There are a number of methods used to trade volatile markets, but perhaps one of the most popular is the straddle method. This straddle strategy uses pending orders to take advantage of the volatility that often follows important news releases such as earnings reports from companies, or economic reports from governments. In it a trader places a pending long and a pending short on either side of a consolidating price ahead of the anticipated news event. This allows the trader to capture the resulting move in the asset no matter which direction it takes following the news.

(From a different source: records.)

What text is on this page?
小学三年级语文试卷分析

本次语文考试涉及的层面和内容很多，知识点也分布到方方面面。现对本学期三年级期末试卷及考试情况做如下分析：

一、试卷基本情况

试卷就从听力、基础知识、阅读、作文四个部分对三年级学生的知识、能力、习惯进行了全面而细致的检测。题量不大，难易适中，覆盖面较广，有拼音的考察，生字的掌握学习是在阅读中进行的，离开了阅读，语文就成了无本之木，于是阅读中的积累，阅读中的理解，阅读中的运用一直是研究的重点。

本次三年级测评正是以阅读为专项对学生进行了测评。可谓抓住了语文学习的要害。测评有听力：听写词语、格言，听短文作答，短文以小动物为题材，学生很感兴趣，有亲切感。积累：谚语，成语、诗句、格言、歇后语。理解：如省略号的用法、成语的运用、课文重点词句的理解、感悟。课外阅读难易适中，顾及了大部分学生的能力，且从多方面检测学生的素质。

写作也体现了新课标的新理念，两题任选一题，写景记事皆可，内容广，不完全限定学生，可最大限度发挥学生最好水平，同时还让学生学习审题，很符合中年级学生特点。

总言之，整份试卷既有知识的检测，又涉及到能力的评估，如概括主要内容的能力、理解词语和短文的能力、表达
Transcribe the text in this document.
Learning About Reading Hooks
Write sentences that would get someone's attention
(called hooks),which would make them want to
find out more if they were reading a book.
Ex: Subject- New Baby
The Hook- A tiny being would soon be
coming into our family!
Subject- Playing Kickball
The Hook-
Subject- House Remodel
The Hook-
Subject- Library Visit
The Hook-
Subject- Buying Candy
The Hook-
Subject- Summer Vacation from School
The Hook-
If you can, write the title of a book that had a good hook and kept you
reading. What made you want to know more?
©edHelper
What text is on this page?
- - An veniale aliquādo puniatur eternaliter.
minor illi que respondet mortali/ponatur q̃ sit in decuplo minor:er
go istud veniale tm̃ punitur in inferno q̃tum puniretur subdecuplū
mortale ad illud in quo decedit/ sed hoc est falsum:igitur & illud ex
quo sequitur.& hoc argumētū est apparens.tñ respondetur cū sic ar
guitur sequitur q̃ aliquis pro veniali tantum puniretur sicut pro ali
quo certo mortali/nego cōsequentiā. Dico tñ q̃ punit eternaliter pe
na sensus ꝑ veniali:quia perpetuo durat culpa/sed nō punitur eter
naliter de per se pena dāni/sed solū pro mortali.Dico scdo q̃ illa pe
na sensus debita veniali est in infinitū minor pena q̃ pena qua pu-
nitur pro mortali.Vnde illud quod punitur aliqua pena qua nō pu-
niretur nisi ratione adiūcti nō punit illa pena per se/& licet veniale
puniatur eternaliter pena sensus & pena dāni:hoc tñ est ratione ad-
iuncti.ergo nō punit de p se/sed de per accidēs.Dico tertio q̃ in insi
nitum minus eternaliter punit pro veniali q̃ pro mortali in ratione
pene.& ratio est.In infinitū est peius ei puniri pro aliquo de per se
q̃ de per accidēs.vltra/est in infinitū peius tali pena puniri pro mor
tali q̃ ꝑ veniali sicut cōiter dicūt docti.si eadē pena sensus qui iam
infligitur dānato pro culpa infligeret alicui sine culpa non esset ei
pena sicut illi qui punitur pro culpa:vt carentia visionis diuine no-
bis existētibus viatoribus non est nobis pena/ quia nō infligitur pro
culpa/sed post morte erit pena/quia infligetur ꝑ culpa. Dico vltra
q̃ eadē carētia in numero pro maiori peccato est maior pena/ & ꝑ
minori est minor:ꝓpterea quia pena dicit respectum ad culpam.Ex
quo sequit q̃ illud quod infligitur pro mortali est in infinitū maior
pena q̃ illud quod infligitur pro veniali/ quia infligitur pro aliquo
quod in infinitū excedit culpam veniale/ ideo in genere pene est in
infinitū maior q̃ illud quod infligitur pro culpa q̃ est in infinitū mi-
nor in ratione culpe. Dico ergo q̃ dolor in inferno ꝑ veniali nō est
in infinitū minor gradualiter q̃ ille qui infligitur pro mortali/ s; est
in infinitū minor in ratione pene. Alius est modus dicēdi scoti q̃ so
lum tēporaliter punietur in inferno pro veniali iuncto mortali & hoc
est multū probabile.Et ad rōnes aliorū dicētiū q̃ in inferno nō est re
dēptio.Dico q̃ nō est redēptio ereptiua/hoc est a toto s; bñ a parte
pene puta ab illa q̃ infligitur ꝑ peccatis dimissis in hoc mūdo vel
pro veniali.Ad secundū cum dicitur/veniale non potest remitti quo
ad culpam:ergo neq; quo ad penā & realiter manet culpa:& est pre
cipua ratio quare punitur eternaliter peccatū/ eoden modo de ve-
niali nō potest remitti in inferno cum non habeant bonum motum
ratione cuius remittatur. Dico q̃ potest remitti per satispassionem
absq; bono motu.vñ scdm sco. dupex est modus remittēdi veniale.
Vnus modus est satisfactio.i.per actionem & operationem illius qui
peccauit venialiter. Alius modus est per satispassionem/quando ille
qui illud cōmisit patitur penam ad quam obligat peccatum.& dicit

- What causes market volatility?
There are a number of theories regarding the origins of volatility in markets and it’s likely that each of them have some grain of truth. It’s been noted before that economic releases and company news cause volatility, as do analyst notes and earnings results. Some have noted that while this is true, the underlying reason for the volatility is coming from short sellers and automated trading robots. One approach claims that volatility is the result of psychological forces in the market, where volatility comes about when there is a massive shift in investor sentiment and/or perception. No matter what causes volatility it is certain that it does exist and traders must find a way to successfully deal with it.
- Is it possible to benefit from market volatility?
It is possible to benefit from any type of market if you know how. Experienced traders that have dealt with volatility can tell you there are a number of strategies that can help generate good returns during periods of volatility. One is to start small, and a compliment to that is to be choosy with your trades. Because volatility can cause whipsaws in markets it is also important not to be overconfident, and to be willing to adapt and rapidly change direction if necessary. Take the emotions out of your trading, remain focused, track your trades, and if all you can get are small profits be content with that.